Die mechanische Invasion: Wie chinesische Robotik Großbritanniens Produktivitätslähmung heilt
Während westliche Politiker über Handelsprotektionismus und Gewerkschaftsforderungen besorgt sind, halten autonome Roboter aus Hefei den britischen Einzelhandel still und leise über Wasser.
Großbritanniens Produktivität stagniert seit einem Jahrzehnt, ein hartnäckiges wirtschaftliches Unwohlsein, das die politischen Entscheidungsträger nicht beheben konnten. Doch in den riesigen Logistikzentren des Landes behebt eine importierte Arbeitskraft still und leise den Mangel. Gedrungene, silberne autonome Roboter aus der chinesischen Stadt Hefei tragen die Last des britischen Einzelhandels. Bekannte Namen wie Tesco, Asda und Next verlassen sich zunehmend auf diese mobilen Maschinen, um Lagerhallen zu durchqueren, schwere Lagerregale anzuheben und sie menschlichen Packern zuzuführen.
Der Lieferant hinter diesem Zustrom ist Geek+, das 2025 bei einem der größten Börsengänge im Bereich Robotik in Hongkong an die Börse ging, um zum weltweit größten Anbieter autonomer mobiler Roboter zu werden. Für britische Einzelhändler ist die Attraktivität rein mathematisch. Im Gegensatz zu älteren Automatisierungslösungen, die massive Investitionsausgaben für permanente Förderanlagen erfordern, arbeiten diese agilen Einheiten mit einfachen QR-Code-Bodenmarkierungen. Sie ermöglichen es Unternehmen, Lagerflächen zu verdichten und die Verarbeitungsgeschwindigkeiten zu beschleunigen, während sie gleichzeitig die akuten Arbeitskräftemängel im Vereinigten Königreich umgehen. MotionTech, der britische Partner von Geek+, hat über 2.000 Einheiten an zehn Lagerstandorten eingesetzt.
Dieser Wandel verdeutlicht einen eklatanten Widerspruch in der britischen Wirtschaft. Trotz einer reichen Industriegeschichte war das Vereinigte Königreich bei der Einführung physischer Automatisierung bemerkenswert träge. Die Organisation für wirtschaftliche Zusammenarbeit und Entwicklung hob dieses Paradoxon in einem Bericht von 2026 hervor und stellte fest, dass, während britische Unternehmen digitale Software nutzen, ihre Zurückhaltung bei Investitionen in Robotik überraschend ist. Verständlicherweise betrachtet die organisierte Arbeitnehmerschaft diesen pragmatischen Wandel mit tiefem Misstrauen. Der Trades Union Congress hat die Regierung kürzlich aufgefordert sicherzustellen, dass die Automatisierung den Erhalt von Arbeitsplätzen Vorrang vor Personalabbau einräumt. Solche Forderungen bieten Logistikunternehmen, die in einem chronisch angespannten Arbeitsmarkt Schwierigkeiten haben, Personal zu finden, wenig Trost.
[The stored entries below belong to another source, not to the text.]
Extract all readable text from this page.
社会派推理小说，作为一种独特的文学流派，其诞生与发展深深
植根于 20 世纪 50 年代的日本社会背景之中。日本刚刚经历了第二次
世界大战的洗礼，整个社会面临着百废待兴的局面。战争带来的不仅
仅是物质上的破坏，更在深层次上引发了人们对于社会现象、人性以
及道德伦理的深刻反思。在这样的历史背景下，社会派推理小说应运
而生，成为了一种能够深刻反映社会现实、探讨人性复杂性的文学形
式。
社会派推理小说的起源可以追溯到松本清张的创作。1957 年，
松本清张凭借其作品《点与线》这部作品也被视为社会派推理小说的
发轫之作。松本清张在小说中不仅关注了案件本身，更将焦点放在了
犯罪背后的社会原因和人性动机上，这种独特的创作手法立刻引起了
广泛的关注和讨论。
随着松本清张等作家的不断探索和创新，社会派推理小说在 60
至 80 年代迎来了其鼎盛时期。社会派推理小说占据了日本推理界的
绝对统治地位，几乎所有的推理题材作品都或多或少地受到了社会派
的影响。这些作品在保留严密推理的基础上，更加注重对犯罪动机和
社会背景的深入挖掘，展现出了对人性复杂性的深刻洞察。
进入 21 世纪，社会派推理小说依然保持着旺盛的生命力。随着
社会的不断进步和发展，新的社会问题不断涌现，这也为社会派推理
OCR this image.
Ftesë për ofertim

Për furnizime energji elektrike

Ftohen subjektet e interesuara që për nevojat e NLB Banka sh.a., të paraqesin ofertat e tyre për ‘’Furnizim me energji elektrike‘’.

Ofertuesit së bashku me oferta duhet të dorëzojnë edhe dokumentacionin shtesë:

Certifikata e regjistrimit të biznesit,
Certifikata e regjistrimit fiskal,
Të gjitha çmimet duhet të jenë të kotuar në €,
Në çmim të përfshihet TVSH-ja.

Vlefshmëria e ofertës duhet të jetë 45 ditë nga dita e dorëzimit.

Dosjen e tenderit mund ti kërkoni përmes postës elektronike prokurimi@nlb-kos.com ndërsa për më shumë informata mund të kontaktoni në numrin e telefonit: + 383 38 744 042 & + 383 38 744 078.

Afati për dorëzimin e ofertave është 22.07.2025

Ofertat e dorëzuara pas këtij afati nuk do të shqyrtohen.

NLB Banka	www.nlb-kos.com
Während Großbritannien lediglich als Konsument dieser Technologien agiert, betrachtet Peking Robotik als zentrales strategisches Gebot. Angesichts einer schrumpfenden erwerbsfähigen Bevölkerung sieht die chinesische Regierung die Automatisierung als wesentlichen Motor zur Aufrechterhaltung ihrer globalen Fertigungsdominanz. Dieses Ziel stützt sich auf etablierte Lieferketten für Elektrofahrzeuge, wobei Batterien und Sensoren nahtlos wiederverwendet werden. Der chinesische Elektrofahrzeughersteller XPeng stellte letztes Jahr einen humanoiden Roboter namens Iron vor, wobei sein Gründer die Absicht des Unternehmens bekundete, sich zu einem breiteren Robotikunternehmen zu entwickeln.
Geopolitische Reibungen, die durch diese Dominanz entstehen, sind bereits sichtbar. Washington hat kürzlich die Einfuhr fortschrittlicher, im Ausland hergestellter Roboter unter Berufung auf nationale Sicherheitsbedenken verboten. Die chinesische Botschaft in Washington wies das Verbot zurück und erklärte, dass Peking sich seit langem dagegen wehrt, dass die USA Handelsfragen und Sanktionen auf unbegründeten Vorwänden politisieren.
Unbeeindruckt vom amerikanischen Protektionismus planen chinesische Entwickler die nächste Phase: völlig unbemannte Lagerhallen. Firmen wie AgiBot und Unitree investieren Kapital in humanoide Roboter, die für den Betrieb in für Menschen gebauten Umgebungen konzipiert sind. Während westliche Politiker die sozioökonomischen Auswirkungen einer mechanisierten Arbeitskraft diskutieren, exportiert China fleißig die Lösung.